Please ensure Javascript is enabled for purposes of website accessibility

City prepares to replace downtown sewer main

A wastewater project will lead to street closures this summer in downtown Sarasota.


  • By
  • | 6:00 a.m. March 9, 2017
The closures will impact Gulfstream and Cocoanut avenues.
The closures will impact Gulfstream and Cocoanut avenues.
  • Sarasota
  • News
  • Share

The city may be in the height of season now, but staff is preparing for a major downtown construction project once the summer begins.

At Saturday’s meeting of the Coalition of City Neighborhood Associations, Senior Utilities Engineer Bryce Kauffman outlined plans to replace a 30-inch force main. The pipe transfers wastewater from a lift station on Gulfstream Avenue to the city’s treatment facility on 12th Street.

Although funding for the project has not been approved — a hearing on that is tentatively set for next month — the city is already working to make sure residents are aware of the construction’s impact. 

Most of the project will involve directional drilling, which largely allows crews to avoid major disruption to traffic where the pipe is being installed. Still, there are several points where road closures are expected.

Those points of closure include a portion of Gulfstream Avenue south of Main Street, Gulfstream and Cocoanut avenues, Cocoanut Avenue between First and Second streets and Cocoanut Avenue and Fourth Street.

The city, working with environmental engineers Greeley and Hansen and contractor Halfacre Construction Co., hopes to begin and complete the project in the offseason.

“The plan is to go to the commission in April,” Kauffman said. “Hopefully after that, we can start in June or July and be done by Thanksgiving.”
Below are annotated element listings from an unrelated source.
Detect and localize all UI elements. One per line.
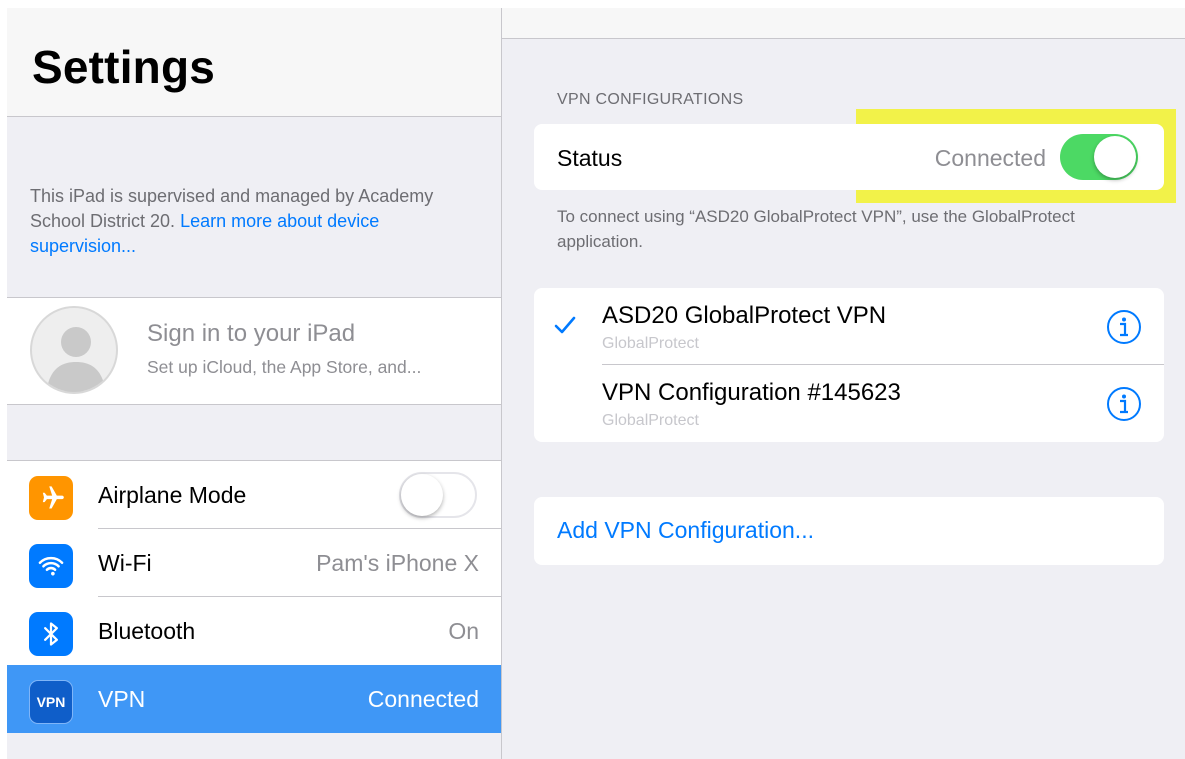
sign-in-subtitle: Set up iCloud, the App Store, and... [147, 357, 422, 377]
status-label: Status [557, 145, 623, 171]
vpn-config-type: GlobalProtect [602, 412, 699, 429]
detail-nav-bar [502, 8, 1185, 39]
vpn-configurations-header: VPN CONFIGURATIONS [557, 91, 744, 108]
sidebar-item-vpn[interactable]: VPN VPN Connected [7, 665, 501, 733]
vpn-detail-pane: VPN CONFIGURATIONS Status Connected To c… [502, 8, 1185, 759]
vpn-icon-text: VPN [36, 694, 66, 710]
settings-sidebar: Settings This iPad is supervised and man… [7, 8, 502, 759]
sidebar-item-bluetooth[interactable]: Bluetooth On [7, 597, 501, 665]
add-vpn-cell[interactable]: Add VPN Configuration... [534, 497, 1164, 565]
sidebar-item-label: Bluetooth [98, 618, 196, 644]
vpn-config-type: GlobalProtect [602, 335, 699, 352]
vpn-configuration-list: ASD20 GlobalProtect VPN GlobalProtect VP… [534, 288, 1164, 442]
vpn-footer-note: To connect using “ASD20 GlobalProtect VP… [557, 207, 1075, 251]
toggle-knob [1094, 136, 1136, 178]
airplane-mode-toggle[interactable] [399, 472, 477, 518]
bluetooth-icon [29, 612, 73, 656]
vpn-status-cell: Status Connected [534, 124, 1164, 190]
sidebar-item-label: Wi-Fi [98, 550, 152, 576]
bluetooth-status-value: On [448, 618, 479, 644]
wifi-icon [29, 544, 73, 588]
info-icon[interactable] [1106, 309, 1142, 350]
wifi-network-value: Pam's iPhone X [316, 550, 479, 576]
vpn-icon: VPN [29, 680, 73, 724]
supervision-notice: This iPad is supervised and managed by A… [30, 184, 460, 259]
sidebar-item-label: Airplane Mode [98, 482, 247, 508]
sign-in-title: Sign in to your iPad [147, 320, 356, 347]
sidebar-header: Settings [7, 8, 501, 117]
add-vpn-configuration-button[interactable]: Add VPN Configuration... [557, 517, 814, 544]
sidebar-item-label: VPN [98, 686, 146, 712]
airplane-icon [29, 476, 73, 520]
sidebar-item-wifi[interactable]: Wi-Fi Pam's iPhone X [7, 529, 501, 597]
info-icon[interactable] [1106, 386, 1142, 427]
ipad-screen: Settings This iPad is supervised and man… [7, 8, 1185, 759]
page-title: Settings [32, 41, 216, 93]
checkmark-icon [554, 316, 576, 339]
vpn-status-value: Connected [367, 686, 479, 712]
toggle-knob [401, 474, 443, 516]
vpn-config-row[interactable]: VPN Configuration #145623 GlobalProtect [534, 365, 1164, 442]
vpn-config-name: VPN Configuration #145623 [602, 379, 901, 406]
vpn-config-name: ASD20 GlobalProtect VPN [602, 302, 887, 329]
avatar-icon [30, 306, 118, 394]
status-value: Connected [934, 145, 1046, 171]
sidebar-item-airplane-mode[interactable]: Airplane Mode [7, 461, 501, 529]
sign-in-cell[interactable]: Sign in to your iPad Set up iCloud, the … [7, 297, 501, 405]
vpn-config-row[interactable]: ASD20 GlobalProtect VPN GlobalProtect [534, 288, 1164, 365]
settings-list: Airplane Mode Wi-Fi Pam's iPhone X Bluet… [7, 460, 501, 733]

An attendee at the CCNA meeting asked whether the city would be replacing the aging force main with a larger one to address the additional infrastructure needs slated for downtown. Mike Knowles, an associate with Greeley and Hansen, said the city studied the planned construction and determined a larger force main was not necessary.

“For this area, the existing pipe size is sufficient,” Knowles said.

Kauffman said the new force main comes with a roughly 50-year lifespan. 

A second phase of the project is planned to eventually replace the force main north of Fourth Street, as well.

The city plans to continue its community outreach leading up to construction once details are finalized.

“We’re going to contact the downtown condo association,” Kauffman said. “We’re working on a paper to give out to the people, so they know this is coming.”